La Citoyenne Solaire cherche des toits pour produire de l'énergie

La Citoyenne Solaire cherche des toits pour produire de l'énergie

Vous avez un toit qui prend le soleil toute la journée et qui ne sert à rien ? La Citoyenne Solaire veut vous parler. Ce projet citoyen, porté par la communauté de communes Monts de Nexon - Pays de Châlus, a un objectif simple : couvrir les toitures du coin de panneaux photovoltaïques pour produire de l’électricité locale. Pas un truc imposé par un grand groupe depuis Paris. Un projet d’ici, financé par les gens d’ici.
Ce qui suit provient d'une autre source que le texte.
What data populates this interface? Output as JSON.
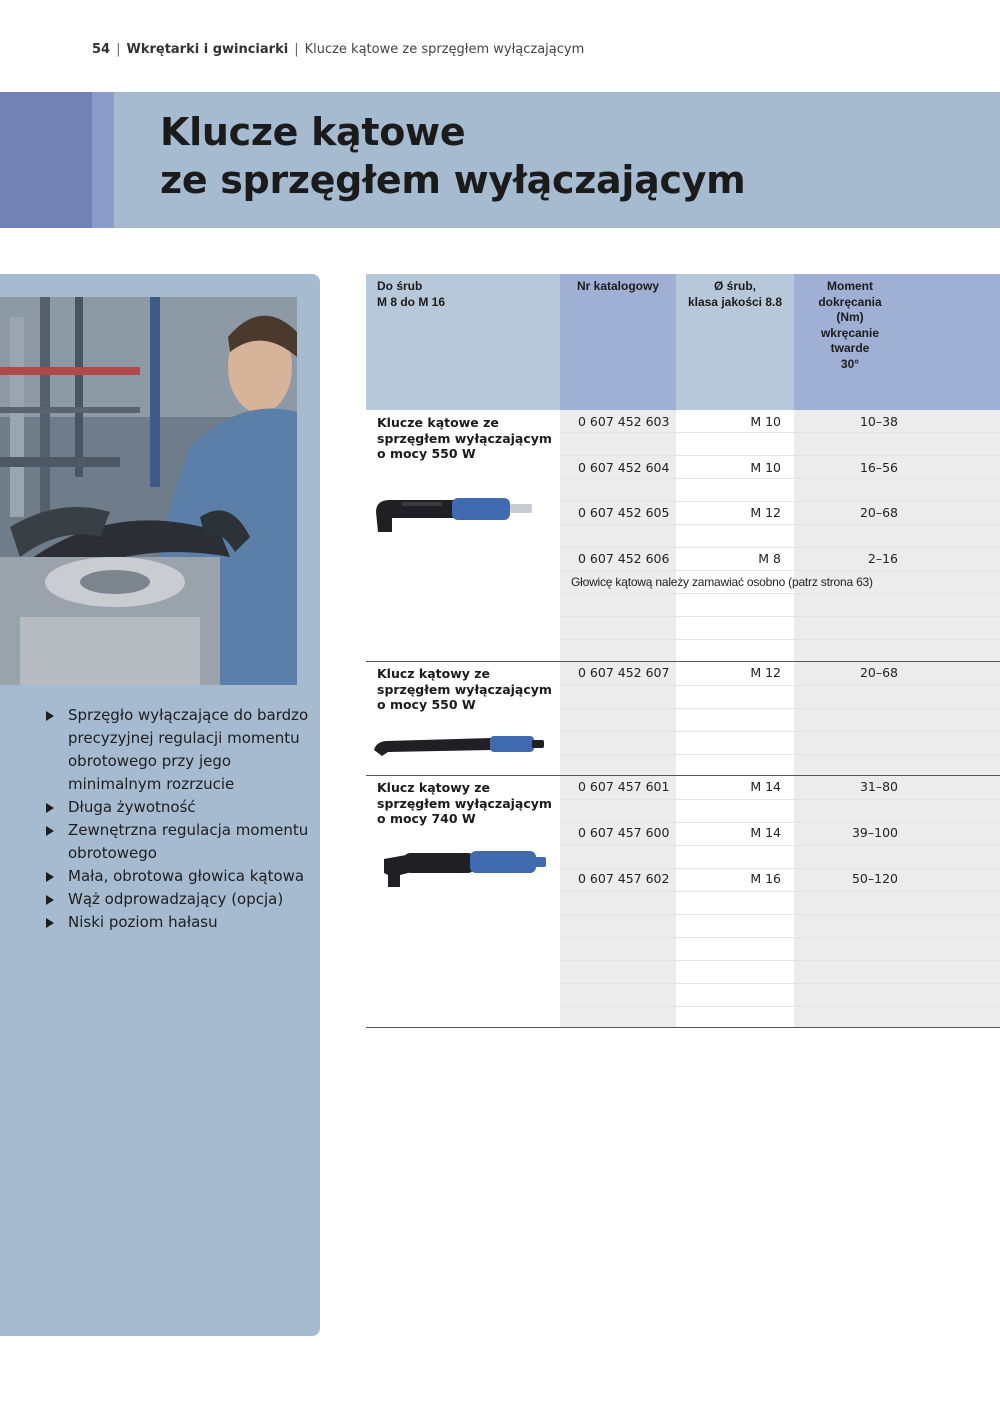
{
  "header": {
    "page_number": "54",
    "section": "Wkrętarki i gwinciarki",
    "subsection": "Klucze kątowe ze sprzęgłem wyłączającym"
  },
  "title": {
    "line1": "Klucze kątowe",
    "line2": "ze sprzęgłem wyłączającym"
  },
  "features": [
    "Sprzęgło wyłączające do bardzo precyzyjnej regulacji momentu obrotowego przy jego minimalnym rozrzucie",
    "Długa żywotność",
    "Zewnętrzna regulacja momentu obrotowego",
    "Mała, obrotowa głowica kątowa",
    "Wąż odprowadzający (opcja)",
    "Niski poziom hałasu"
  ],
  "table": {
    "headers": {
      "col1_l1": "Do śrub",
      "col1_l2": "M 8 do M 16",
      "col2": "Nr katalogowy",
      "col3_l1": "Ø śrub,",
      "col3_l2": "klasa jakości 8.8",
      "col4_l1": "Moment",
      "col4_l2": "dokręcania",
      "col4_l3": "(Nm)",
      "col4_l4": "wkręcanie",
      "col4_l5": "twarde",
      "col4_l6": "30°"
    },
    "groups": [
      {
        "name_l1": "Klucze kątowe ze",
        "name_l2": "sprzęgłem wyłączającym",
        "name_l3": "o mocy 550 W",
        "rows": [
          {
            "catalog": "0 607 452 603",
            "diameter": "M 10",
            "torque": "10–38"
          },
          {
            "catalog": "0 607 452 604",
            "diameter": "M 10",
            "torque": "16–56"
          },
          {
            "catalog": "0 607 452 605",
            "diameter": "M 12",
            "torque": "20–68"
          },
          {
            "catalog": "0 607 452 606",
            "diameter": "M 8",
            "torque": "2–16"
          }
        ],
        "note": "Głowicę kątową należy zamawiać osobno (patrz strona 63)"
      },
      {
        "name_l1": "Klucz kątowy ze",
        "name_l2": "sprzęgłem wyłączającym",
        "name_l3": "o mocy 550 W",
        "rows": [
          {
            "catalog": "0 607 452 607",
            "diameter": "M 12",
            "torque": "20–68"
          }
        ]
      },
      {
        "name_l1": "Klucz kątowy ze",
        "name_l2": "sprzęgłem wyłączającym",
        "name_l3": "o mocy 740 W",
        "rows": [
          {
            "catalog": "0 607 457 601",
            "diameter": "M 14",
            "torque": "31–80"
          },
          {
            "catalog": "0 607 457 600",
            "diameter": "M 14",
            "torque": "39–100"
          },
          {
            "catalog": "0 607 457 602",
            "diameter": "M 16",
            "torque": "50–120"
          }
        ]
      }
    ]
  },
  "colors": {
    "band": "#a6bbd0",
    "band_accent": "#7282b4",
    "header_dark": "#9fb0d4",
    "header_light": "#b7c8da"
  }
}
Le principe : vous prêtez votre toit, tout le monde y gagne

Concrètement, ça marche comme une coopérative. Les habitants, les entreprises, les collectivités achètent des parts sociales. Avec cet argent, on installe des panneaux sur les toits volontaires - hangars agricoles, gymnases, maisons de particuliers. L’électricité produite est revendue, et les coopérateurs touchent leur part. Pas de mystère, pas d’embrouille : chacun peut suivre la production en temps réel.

L’idée est née d’un constat assez évident quand on y pense. Dans le coin, des mètres carrés de toiture, y’en a des kilomètres. Des hangars à foin qui prennent le cagnard dix heures par jour, des corps de ferme orientés plein sud… Tout ce potentiel dormait. La Citoyenne Solaire veut le réveiller.

Delautrette pousse le projet à fond

Stéphane Delautrette, le président de la communauté de communes, ne fait pas semblant sur le sujet. Son argument ? La transition énergétique à la campagne, ça ne marchera jamais si on balance des parcs solaires industriels sans demander l’avis de personne. Les gens se braquent, et on les comprend. Mais quand c’est le voisin qui investit, que les panneaux sont sur le toit du gymnase où jouent les gamins, là ça change tout.

La communauté de communes file un coup de main logistique : elle met en contact les propriétaires de toits avec les techniciens qui vérifient si l’installation est faisable. Parce que non, tous les toits ne conviennent pas. Faut la bonne orientation, la bonne inclinaison, une charpente solide et pas d’ombre. Un arbre mal placé peut ruiner le rendement.

Le plus dur : convaincre les propriétaires

Parce que prêter son toit pour vingt ans - c’est la durée du contrat -, ça fait réfléchir. Y’a les travaux de pose, la peur que ça abîme la couverture, et puis cette méfiance très française envers tout ce qui est nouveau. Du coup, l’équipe du projet multiplie les réunions publiques, les permanences en mairie, les articles dans le journal local.

Et ça commence à porter ses fruits. Plusieurs agriculteurs ont dit banco, ravis de valoriser des toitures de hangars qui ne servaient strictement à rien. Des particuliers aussi se sont manifestés, attirés par l’idée de participer à la transition énergétique sans sortir un centime de leur poche pour l’installation.

Un modèle qui fait des petits

La Citoyenne Solaire n’est pas un cas isolé. En Nouvelle-Aquitaine, pas mal de projets similaires ont germé ces dernières années. Les campagnes françaises découvrent qu’elles peuvent produire leur propre énergie, collectivement, sans attendre que les géants du secteur daignent s’intéresser à elles.

L’objectif du territoire - énergie positive en 2050 - paraît encore lointain, c’est vrai. Mais chaque toit équipé rapproche un peu la promesse. Et au passage, ça crée du lien entre voisins qui ne se parlaient plus depuis des années. Pas mal, pour des panneaux solaires.